Durante le qualificazioni del Gran Premio del Belgio, la monoposto di Gilles ha urtato, mentre tentava un sorpasso, la ruota posteriore della March di Joachen Mass. Improvvisamente la Ferrari si impenna, decolla e si capovolge. Durante la carambola Gilles viene proiettato fuori dall’abitacolo, vola per 200 metri e si schianta contro un paletto della rete di protezione per il pubblico.
La foto è riproposta più volte durante il servizio. E, per quanto confusa, l’unica cosa che mi viene da pensare è che sia bellissima.

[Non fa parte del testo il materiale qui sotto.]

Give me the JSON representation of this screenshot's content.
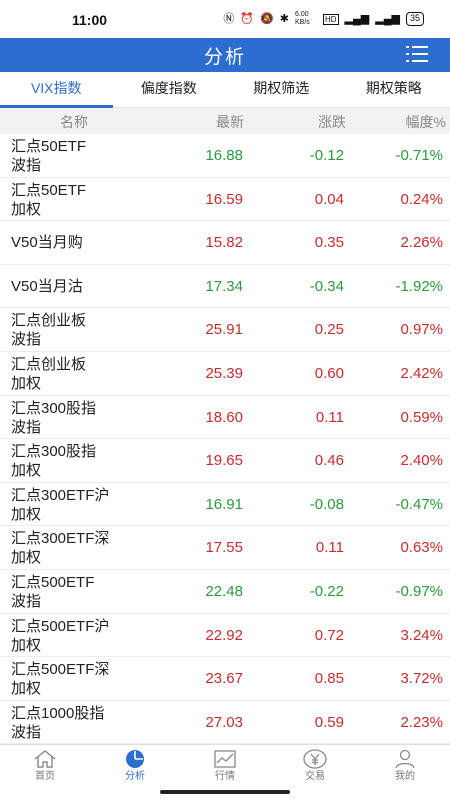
{
  "status_bar": {
    "time": "11:00",
    "battery": "35",
    "speed": "6.00 KB/s"
  },
  "header": {
    "title": "分析"
  },
  "tabs": [
    {
      "label": "VIX指数",
      "active": true
    },
    {
      "label": "偏度指数",
      "active": false
    },
    {
      "label": "期权筛选",
      "active": false
    },
    {
      "label": "期权策略",
      "active": false
    }
  ],
  "table": {
    "headers": {
      "name": "名称",
      "last": "最新",
      "change": "涨跌",
      "pct": "幅度%"
    },
    "rows": [
      {
        "name1": "汇点50ETF",
        "name2": "波指",
        "last": "16.88",
        "change": "-0.12",
        "pct": "-0.71%",
        "dir": "down"
      },
      {
        "name1": "汇点50ETF",
        "name2": "加权",
        "last": "16.59",
        "change": "0.04",
        "pct": "0.24%",
        "dir": "up"
      },
      {
        "name1": "V50当月购",
        "name2": "",
        "last": "15.82",
        "change": "0.35",
        "pct": "2.26%",
        "dir": "up"
      },
      {
        "name1": "V50当月沽",
        "name2": "",
        "last": "17.34",
        "change": "-0.34",
        "pct": "-1.92%",
        "dir": "down"
      },
      {
        "name1": "汇点创业板",
        "name2": "波指",
        "last": "25.91",
        "change": "0.25",
        "pct": "0.97%",
        "dir": "up"
      },
      {
        "name1": "汇点创业板",
        "name2": "加权",
        "last": "25.39",
        "change": "0.60",
        "pct": "2.42%",
        "dir": "up"
      },
      {
        "name1": "汇点300股指",
        "name2": "波指",
        "last": "18.60",
        "change": "0.11",
        "pct": "0.59%",
        "dir": "up"
      },
      {
        "name1": "汇点300股指",
        "name2": "加权",
        "last": "19.65",
        "change": "0.46",
        "pct": "2.40%",
        "dir": "up"
      },
      {
        "name1": "汇点300ETF沪",
        "name2": "加权",
        "last": "16.91",
        "change": "-0.08",
        "pct": "-0.47%",
        "dir": "down"
      },
      {
        "name1": "汇点300ETF深",
        "name2": "加权",
        "last": "17.55",
        "change": "0.11",
        "pct": "0.63%",
        "dir": "up"
      },
      {
        "name1": "汇点500ETF",
        "name2": "波指",
        "last": "22.48",
        "change": "-0.22",
        "pct": "-0.97%",
        "dir": "down"
      },
      {
        "name1": "汇点500ETF沪",
        "name2": "加权",
        "last": "22.92",
        "change": "0.72",
        "pct": "3.24%",
        "dir": "up"
      },
      {
        "name1": "汇点500ETF深",
        "name2": "加权",
        "last": "23.67",
        "change": "0.85",
        "pct": "3.72%",
        "dir": "up"
      },
      {
        "name1": "汇点1000股指",
        "name2": "波指",
        "last": "27.03",
        "change": "0.59",
        "pct": "2.23%",
        "dir": "up"
      }
    ]
  },
  "bottom_nav": [
    {
      "label": "首页",
      "icon": "home-icon",
      "active": false
    },
    {
      "label": "分析",
      "icon": "pie-chart-icon",
      "active": true
    },
    {
      "label": "行情",
      "icon": "line-chart-icon",
      "active": false
    },
    {
      "label": "交易",
      "icon": "yen-icon",
      "active": false
    },
    {
      "label": "我的",
      "icon": "user-icon",
      "active": false
    }
  ],
  "colors": {
    "brand": "#2e6dd0",
    "up": "#c62d2d",
    "down": "#2b9a3c"
  }
}
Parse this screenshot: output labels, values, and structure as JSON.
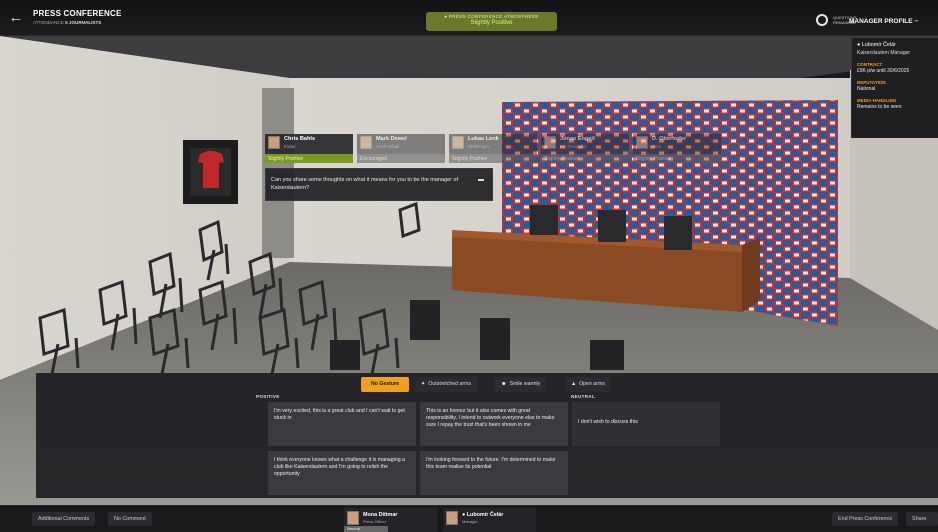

Il giorno dopo, sempre a ora di cena, sapremo che Villeneuve è morto. E allora devo fare i conti con il fatto di avere trovato bellissima, come trovavo bellissime quelle di Heather Parisi che saltava con le sue gambe senza fine, l’istantanea di un corpo che volava. E che quel volo si sarebbe concluso invece che tra le braccia di qualcuno, come capitava a Heather, con un colpo che gli avrebbe spezzato le vertebre. In quell’immagine era rappresentata la morte di Gilles. Ma era una rappresentazione solo in funzione del suo continuo venire riproposta. Quella morte era accaduta davvero e che diritto avevo io di sgranare in continuazione il mio sguardo irriverente di ragazzino su un momento così unico e irripetibile come la morte di qualcuno che, in fondo, non conoscevo?
Allora non sapevo nemmeno chi fosse André Bazin. Lo avrei scoperto e letto più di dieci anni dopo, ma che in quella mia esperienza estetica – in quella di tutte le persone che come me avevano guardato quell’attimo nella sua rappresentazione senza averlo visto nel suo istante fattuale – ci fosse un problema non tanto morale, quanto ontologico, in qualche modo confuso lo capivo.
Sulla foto di quella morte, su quell’immagine tanto bella quanto dolorosa, entrata nella mia vita con una violenza irresponsabile (nessuna immagine è portatrice di responsabilità, responsabile ne è chi ne fa uso e nessuno tanto allora quanto adesso, nelle redazioni dei TG e dei quotidiani, aveva e ha consapevolezza di quella responsabilità), il mio sguardo ha subito uno strappo. Quello che sono oggi, lo sguardo critico che so portare alle cose del mondo – adesso ne ho la consapevolezza – è il frutto del continuo (e per fortuna inutile, va da sé) tentativo di ricucire quello strappo.